Ken Livingstone was here today, rubbing salt in my wound.
As mayor of London, Livingstone made a very odd deal: Cheap diesel from Venezuela for his city's bus system in return for providing cheap(er) bus fares for the poor of London, pro-Venezuela propaganda on London buses, and urban planning assistance for Caracas. This deal was a foil for all sorts of political types: People said Chavez was nuts to give aid to a country as rich as England, that Livingstone was nuts to help out a guy like Chavez, that this was a brilliant move combining socialist policies from rich and poor, that the whole thing was hogwash. Yawn. For me, any effort to enhance the livability of Caracas is worthy of attention, no matter the political weirdness behind it.
Sadly, it wasn't to be.
Transport for London, the transit agency, supposedly send some people here and set up a little office.

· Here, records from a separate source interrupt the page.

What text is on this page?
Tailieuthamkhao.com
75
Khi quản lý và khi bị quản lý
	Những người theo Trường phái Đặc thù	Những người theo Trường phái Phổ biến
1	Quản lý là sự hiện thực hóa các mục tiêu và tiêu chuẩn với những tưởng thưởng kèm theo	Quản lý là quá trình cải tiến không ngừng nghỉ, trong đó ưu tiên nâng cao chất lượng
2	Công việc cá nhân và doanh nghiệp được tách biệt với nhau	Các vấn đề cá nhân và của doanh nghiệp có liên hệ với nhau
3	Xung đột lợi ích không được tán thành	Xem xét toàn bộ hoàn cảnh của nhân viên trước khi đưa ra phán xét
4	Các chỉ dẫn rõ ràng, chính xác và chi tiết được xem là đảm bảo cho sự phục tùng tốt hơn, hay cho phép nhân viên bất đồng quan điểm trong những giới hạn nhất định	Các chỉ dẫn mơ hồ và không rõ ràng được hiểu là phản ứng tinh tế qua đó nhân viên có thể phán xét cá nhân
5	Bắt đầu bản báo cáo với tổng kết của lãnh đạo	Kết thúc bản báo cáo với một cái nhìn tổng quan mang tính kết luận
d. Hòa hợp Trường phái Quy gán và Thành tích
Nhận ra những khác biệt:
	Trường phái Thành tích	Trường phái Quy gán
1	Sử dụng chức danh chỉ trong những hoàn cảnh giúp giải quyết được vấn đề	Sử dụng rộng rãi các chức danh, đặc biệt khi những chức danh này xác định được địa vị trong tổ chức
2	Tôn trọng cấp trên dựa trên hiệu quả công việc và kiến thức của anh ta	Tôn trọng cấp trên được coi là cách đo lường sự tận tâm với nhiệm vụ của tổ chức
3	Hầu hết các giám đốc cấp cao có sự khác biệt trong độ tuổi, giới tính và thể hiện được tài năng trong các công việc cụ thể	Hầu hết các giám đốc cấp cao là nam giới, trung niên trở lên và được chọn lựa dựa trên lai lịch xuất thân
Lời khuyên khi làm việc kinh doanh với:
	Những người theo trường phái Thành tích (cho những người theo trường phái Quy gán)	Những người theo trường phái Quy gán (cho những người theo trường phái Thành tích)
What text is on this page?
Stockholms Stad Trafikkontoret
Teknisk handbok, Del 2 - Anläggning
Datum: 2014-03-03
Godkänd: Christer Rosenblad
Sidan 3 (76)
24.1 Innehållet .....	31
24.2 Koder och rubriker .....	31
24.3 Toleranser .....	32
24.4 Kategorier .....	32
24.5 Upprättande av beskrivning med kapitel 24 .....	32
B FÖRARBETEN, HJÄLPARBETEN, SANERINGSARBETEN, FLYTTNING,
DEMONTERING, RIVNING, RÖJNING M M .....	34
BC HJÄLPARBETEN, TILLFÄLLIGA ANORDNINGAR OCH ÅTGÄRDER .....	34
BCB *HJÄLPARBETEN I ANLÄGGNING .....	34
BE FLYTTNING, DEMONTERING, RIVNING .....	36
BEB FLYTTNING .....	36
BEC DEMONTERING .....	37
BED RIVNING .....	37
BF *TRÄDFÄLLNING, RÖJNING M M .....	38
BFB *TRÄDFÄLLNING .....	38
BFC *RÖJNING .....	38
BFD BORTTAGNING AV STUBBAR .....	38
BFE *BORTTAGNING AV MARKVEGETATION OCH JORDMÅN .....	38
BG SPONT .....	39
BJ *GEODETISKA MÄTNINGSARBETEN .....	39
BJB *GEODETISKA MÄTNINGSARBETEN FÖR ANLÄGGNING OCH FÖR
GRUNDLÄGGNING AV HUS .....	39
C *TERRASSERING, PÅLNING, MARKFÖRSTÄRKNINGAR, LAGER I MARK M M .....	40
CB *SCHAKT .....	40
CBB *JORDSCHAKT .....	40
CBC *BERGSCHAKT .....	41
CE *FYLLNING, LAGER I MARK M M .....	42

Half the diesel fuel, about $7 million worth, did make it to London. But for all the talk, we will never, Livingstone said, never see any report from the planners. That project is over, he said. Instead he will offer a bit of advice himself, with the goal of making this a "first-world city in a first-world country in 20 years." (The Spanish translator initially translated first-world as "first-class"; "first-world" isn't a popular aspiration for Chavistas. It's like telling a hipster that he could be in wearing a nice suit in 20 years.)
So, even though no one will give me $15 million in funding, maybe I should offer a few thoughts. It seems to me that the most central problem in Caracas is the lack of street life. Most streets are dead from dawn to dark, and the rest from dark to dawn. The busiest streets tend to be those connecting Metro stops to nearby shopping malls or major employers. (For some reason the stops never seem to be exactly adjacent to the most important destinations.) The lack of human presence is an auto-alimentación: a positive feedback loop. (Positive in the cybernetic sense, not the value sense.) The lack of people makes it easier for miscreants to prey on the few who are there, to leave piles of trash in the sidewalk, to park on the sidewalk, to design buildings with curb cuts across the sidewalk, and worst of all to eliminate the sidewalk completely. I'll post some pictures soon of the most depressing lack-of-sidewalks situations, but suffice to say they are manifold. (Was that pretentious enough phrasing for you?)
Happily, we have a role model for some aspects of this just 1,000 km away. Colombia's capital, Bogotá, was rescued with incredible haste -- a three-year mayoral term was enough to turn it from a fatalistic deathtrap into an optimistic deathtrap with many more bicycles. In one term, a mayor fixed a host of my biggest pet peeves: He brought back sidewalks that had been caved out to make unpermitted parking spaces, created a real car-free day, and made a citywide bus rapid transit system. Perhaps instead of Mr. Livingstone with his 20-year timetable, we could use a visit from Sr. Peñalosa?